CUDA NCCL Error "operation not supported" Multi-GPUs

Hi Forums,

Setup:

  • GPU: two M4000 GPU
  • CUDA Version: cuda_12.4.r12.4/compiler.34097967_0
  • NCCL Version: libnccl-dev 2.27.3-1+cuda12.4

GPUs are independently via PCIe on my motherboard, no NVLINK between them.

I tried to train a PyTorch model using both GPU, using nn.DataParallel()
However, I ran into the error 'unhandled cuda error (run with NCCL_DEBUG=INFO for details)

Running nccl-tests./build/all_reduce_perf with NCCL_DEBUG=INFO, I got this error

Authorization required, but no authorization protocol specified
# nThread 1 nGpus 1 minBytes 8 maxBytes 536870912 step: 2(factor) warmup iters: 5 iters: 20 agg iters: 1 validation: 1 graph: 0
#
# Using devices
#  Rank  0 Group  0 Pid 204118 on hom device  0 [0000:15:00] Quadro M4000
home:204118:204118 [0] NCCL INFO Bootstrap: Using eno1:10.39.120.16<0>
home:204118:204118 [0] NCCL INFO cudaDriverVersion 12040
home:204118:204118 [0] NCCL INFO NCCL version 2.27.3+cuda12.4
home:204118:204136 [0] NCCL INFO NET/Plugin: Could not find: libnccl-net.so. 
home:204118:204136 [0] NCCL INFO NET/IB : No device found.
home:204118:204136 [0] NCCL INFO NET/IB : Using [RO]; OOB eno1:10.39.120.16<0>
home:204118:204136 [0] NCCL INFO NET/Socket : Using [0]eno1:10.39.120.16<0>
home:204118:204136 [0] NCCL INFO Initialized NET plugin Socket
home:204118:204136 [0] NCCL INFO Assigned NET plugin Socket to comm
home:204118:204136 [0] NCCL INFO Using network Socket

home:204118:204136 [0] init.cc:426 NCCL WARN Cuda failure 'operation not supported'

I see NET/IB : No device found.
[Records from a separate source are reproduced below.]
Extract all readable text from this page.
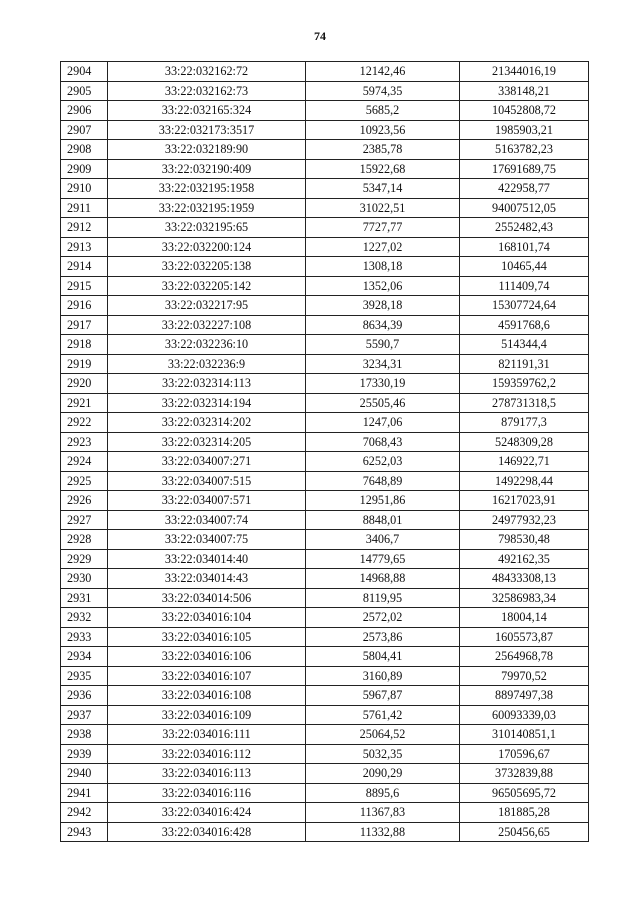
74
2904	33:22:032162:72	12142,46	21344016,19
2905	33:22:032162:73	5974,35	338148,21
2906	33:22:032165:324	5685,2	10452808,72
2907	33:22:032173:3517	10923,56	1985903,21
2908	33:22:032189:90	2385,78	5163782,23
2909	33:22:032190:409	15922,68	17691689,75
2910	33:22:032195:1958	5347,14	422958,77
2911	33:22:032195:1959	31022,51	94007512,05
2912	33:22:032195:65	7727,77	2552482,43
2913	33:22:032200:124	1227,02	168101,74
2914	33:22:032205:138	1308,18	10465,44
2915	33:22:032205:142	1352,06	111409,74
2916	33:22:032217:95	3928,18	15307724,64
2917	33:22:032227:108	8634,39	4591768,6
2918	33:22:032236:10	5590,7	514344,4
2919	33:22:032236:9	3234,31	821191,31
2920	33:22:032314:113	17330,19	159359762,2
2921	33:22:032314:194	25505,46	278731318,5
2922	33:22:032314:202	1247,06	879177,3
2923	33:22:032314:205	7068,43	5248309,28
2924	33:22:034007:271	6252,03	146922,71
2925	33:22:034007:515	7648,89	1492298,44
2926	33:22:034007:571	12951,86	16217023,91
2927	33:22:034007:74	8848,01	24977932,23
2928	33:22:034007:75	3406,7	798530,48
2929	33:22:034014:40	14779,65	492162,35
2930	33:22:034014:43	14968,88	48433308,13
2931	33:22:034014:506	8119,95	32586983,34
2932	33:22:034016:104	2572,02	18004,14
2933	33:22:034016:105	2573,86	1605573,87
2934	33:22:034016:106	5804,41	2564968,78
2935	33:22:034016:107	3160,89	79970,52
2936	33:22:034016:108	5967,87	8897497,38
2937	33:22:034016:109	5761,42	60093339,03
2938	33:22:034016:111	25064,52	310140851,1
2939	33:22:034016:112	5032,35	170596,67
2940	33:22:034016:113	2090,29	3732839,88
2941	33:22:034016:116	8895,6	96505695,72
2942	33:22:034016:424	11367,83	181885,28
2943	33:22:034016:428	11332,88	250456,65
Does it mean NCCL can’t find my 2 GPUs? smi can find both GPU no problem.
Thanks!

I suspect the message is referring to an Infiniband network interface, which you presumably don’t have fitted, hence the “INFO” status.

A wild guess: Looking at common.mk in the nccl-tests, the minimum hardware version supported is Pascal, (sm_60), and this is perhaps causing the “operation not supported”.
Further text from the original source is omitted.